Feature flags beyond traffic routing

  • Flags gate features in code, not at the load balancer — one binary serves all users.
  • Percentage rollout: increment from 1% to 100% while monitoring error rates.
  • Kill switch: set flag to off for everyone in seconds, no redeploy required.
  • Flag state should be evaluated server-side or at the edge to avoid UI flicker on load.
  • Flag debt accrues fast — delete flags within one sprint of full rollout.

Server-side flag evaluation in Next.js

Evaluating flags in a Server Component or edge middleware prevents the client seeing the wrong variant on first paint.

Flag check in a Next.js Server Componenttsx
// app/checkout/page.tsx  (Next.js 15 App Router)
import { headers } from "next/headers";
import { getFlag } from "@/lib/flags"; // wraps your flag provider SDK

export default async function CheckoutPage() {
  // Runs on the server — no client round-trip, no flicker
  const newFlow = await getFlag("checkout-v2", {
    userId: headers().get("x-user-id") ?? "anon",
  });

  return newFlow ? <CheckoutV2 /> : <CheckoutV1 />;
}

getFlag calls your provider (e.g. LaunchDarkly, Statsig) once per request. The decision is baked into the HTML stream — the client never sees a layout shift.

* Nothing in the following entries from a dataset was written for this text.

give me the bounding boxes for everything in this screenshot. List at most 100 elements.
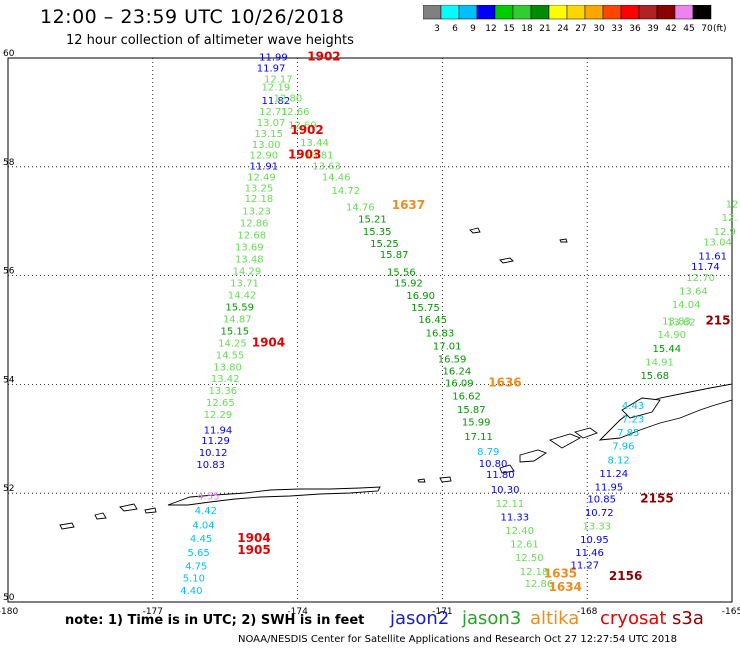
wave-height-label: 13.36 bbox=[208, 386, 237, 397]
wave-height-label: 13.04 bbox=[703, 238, 732, 249]
wave-height-label: 15.15 bbox=[221, 326, 250, 337]
wave-height-label: 12.61 bbox=[510, 540, 539, 551]
wave-height-label: 14.76 bbox=[346, 202, 375, 213]
colorbar-tick-label: 70 bbox=[701, 24, 713, 34]
wave-height-label: 4.04 bbox=[192, 521, 214, 532]
colorbar-tick-label: 36 bbox=[629, 24, 641, 34]
wave-height-label: 12.86 bbox=[240, 219, 269, 230]
wave-height-label: 13.62 bbox=[667, 318, 696, 329]
wave-height-label: 12.80 bbox=[274, 94, 303, 105]
wave-height-label: 12.86 bbox=[525, 579, 554, 590]
wave-height-label: 14.42 bbox=[228, 290, 257, 301]
pass-time-label: 2155 bbox=[640, 491, 673, 505]
wave-height-label: 13.33 bbox=[583, 522, 612, 533]
wave-height-label: 12.17 bbox=[264, 74, 293, 85]
wave-height-label: 8.12 bbox=[607, 455, 629, 466]
wave-height-label: 16.09 bbox=[445, 379, 474, 390]
wave-height-label: 11.29 bbox=[201, 436, 230, 447]
pass-time-label: 1905 bbox=[237, 543, 270, 557]
wave-height-label: 12.11 bbox=[496, 499, 525, 510]
map-title: 12:00 – 23:59 UTC 10/26/2018 bbox=[40, 6, 345, 28]
wave-height-label: 4.45 bbox=[190, 534, 212, 545]
wave-height-label: 10.80 bbox=[479, 459, 508, 470]
units-note: note: 1) Time is in UTC; 2) SWH is in fe… bbox=[65, 613, 365, 628]
wave-height-label: 14.46 bbox=[322, 172, 351, 183]
wave-height-label: 4.43 bbox=[622, 401, 644, 412]
wave-height-label: 13.83 bbox=[662, 317, 691, 328]
wave-height-label: 15.44 bbox=[653, 344, 682, 355]
colorbar-tick-label: 27 bbox=[575, 24, 586, 34]
wave-height-label: 15.56 bbox=[387, 268, 416, 279]
wave-height-label: 15.35 bbox=[363, 227, 392, 238]
wave-height-label: 13.42 bbox=[211, 374, 240, 385]
axis-tick-labels: -180 -177 -174 -171 -168 -165 60 58 56 54 52 50 bbox=[0, 49, 740, 617]
wave-height-label: 12 bbox=[726, 200, 739, 211]
wave-height-label: 11.97 bbox=[257, 64, 286, 75]
wave-height-label: 14.29 bbox=[233, 267, 262, 278]
wave-height-label: 11.24 bbox=[599, 469, 628, 480]
wave-height-label: 7.85 bbox=[617, 428, 639, 439]
colorbar-tick-label: 9 bbox=[470, 24, 476, 34]
wave-height-label: 14.55 bbox=[216, 350, 245, 361]
wave-height-label: 12.71 bbox=[259, 107, 288, 118]
wave-height-label: 13.07 bbox=[257, 118, 286, 129]
wave-height-label: 4.42 bbox=[195, 506, 217, 517]
wave-height-label: 17.11 bbox=[464, 432, 493, 443]
wave-height-label: 13.64 bbox=[679, 287, 708, 298]
wave-height-label: 15.92 bbox=[394, 278, 423, 289]
wave-height-label: 14.90 bbox=[657, 330, 686, 341]
lon-tick-label: -177 bbox=[143, 607, 163, 617]
pass-time-label: 1903 bbox=[288, 148, 321, 162]
wave-height-label: 12.9 bbox=[714, 227, 736, 238]
wave-height-label: 13.81 bbox=[305, 151, 334, 162]
pass-time-label: 2156 bbox=[609, 569, 642, 583]
wave-height-label: 15.87 bbox=[457, 405, 486, 416]
pass-time-label: 1637 bbox=[392, 198, 425, 212]
wave-height-label: 17.01 bbox=[433, 342, 462, 353]
wave-height-label: 15.75 bbox=[411, 303, 440, 314]
wave-height-label: 7.23 bbox=[622, 414, 644, 425]
wave-height-label: 11.74 bbox=[691, 262, 720, 273]
wave-height-label: 10.83 bbox=[196, 460, 225, 471]
wave-height-label: 13.69 bbox=[235, 243, 264, 254]
wave-height-label: 13.25 bbox=[245, 183, 274, 194]
wave-height-label: 12.69 bbox=[288, 121, 317, 132]
wave-height-label: 16.24 bbox=[443, 367, 472, 378]
wave-height-label: 13.63 bbox=[312, 162, 341, 173]
lat-lon-grid bbox=[7, 57, 733, 603]
colorbar-tick-label: 45 bbox=[683, 24, 694, 34]
wave-height-label: 12.66 bbox=[281, 107, 310, 118]
legend-jason3: jason3 bbox=[462, 608, 522, 629]
legend-cryosat: cryosat bbox=[600, 608, 667, 629]
wave-height-label: 5.65 bbox=[188, 548, 210, 559]
colorbar-tick-label: 30 bbox=[593, 24, 605, 34]
wave-height-label: 13.23 bbox=[242, 207, 271, 218]
colorbar-tick-label: 33 bbox=[611, 24, 622, 34]
aleutian-small-islands bbox=[59, 427, 598, 530]
wave-height-label: 13.15 bbox=[254, 129, 283, 140]
legend-altika: altika bbox=[530, 608, 580, 629]
lon-tick-label: -168 bbox=[577, 607, 598, 617]
wave-height-label: 14.72 bbox=[332, 186, 361, 197]
wave-height-label: 10.95 bbox=[580, 535, 609, 546]
wave-height-label: 14.87 bbox=[223, 314, 252, 325]
colorbar-tick-label: 39 bbox=[647, 24, 659, 34]
wave-height-label: 11.99 bbox=[259, 53, 288, 64]
colorbar-tick-label: 21 bbox=[539, 24, 550, 34]
wave-height-label: 15.99 bbox=[462, 418, 491, 429]
lon-tick-label: -165 bbox=[722, 607, 740, 617]
lat-tick-label: 54 bbox=[3, 375, 15, 385]
wave-height-label: 15.68 bbox=[640, 371, 669, 382]
wave-height-label: 5.10 bbox=[183, 573, 205, 584]
pass-time-label: 215 bbox=[705, 314, 730, 328]
legend-jason2: jason2 bbox=[390, 608, 450, 629]
wave-height-label: 8.79 bbox=[477, 447, 499, 458]
wave-height-label: 13.48 bbox=[235, 255, 264, 266]
wave-height-label: 14.04 bbox=[672, 300, 701, 311]
lat-tick-label: 56 bbox=[3, 267, 15, 277]
wave-height-label: 16.90 bbox=[406, 291, 435, 302]
wave-height-label: 12.49 bbox=[247, 172, 276, 183]
wave-height-label: 10.85 bbox=[587, 494, 616, 505]
pass-time-label: 1902 bbox=[290, 123, 323, 137]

Canary routing at the load balancer + per-user flag evaluation at the edge: two independent control planes.

Interview angle

Interviewers test whether you know deploy and release are separate concerns. Name blue-green vs canary trade-offs, explain flag evaluation at the server/edge to prevent flicker, and call out flag debt as a real maintenance cost.

Soundbite: "Deploy the code dark, release with a flag — rollback is a config change, not a redeploy."

Key terms

Blue-green deployment
Two identical environments; traffic flips 100% from old (blue) to new (green) atomically.
Canary deployment
New build receives a small traffic slice (e.g. 5%) before gradual promotion to 100%.
Feature flag
A runtime boolean (or multivariate value) that gates code paths without a redeploy.
Kill switch
A feature flag set to off for all users instantly; stops an incident without rollback.
Flag debt
Stale flags that remain in code after full rollout, adding dead branches and review cost.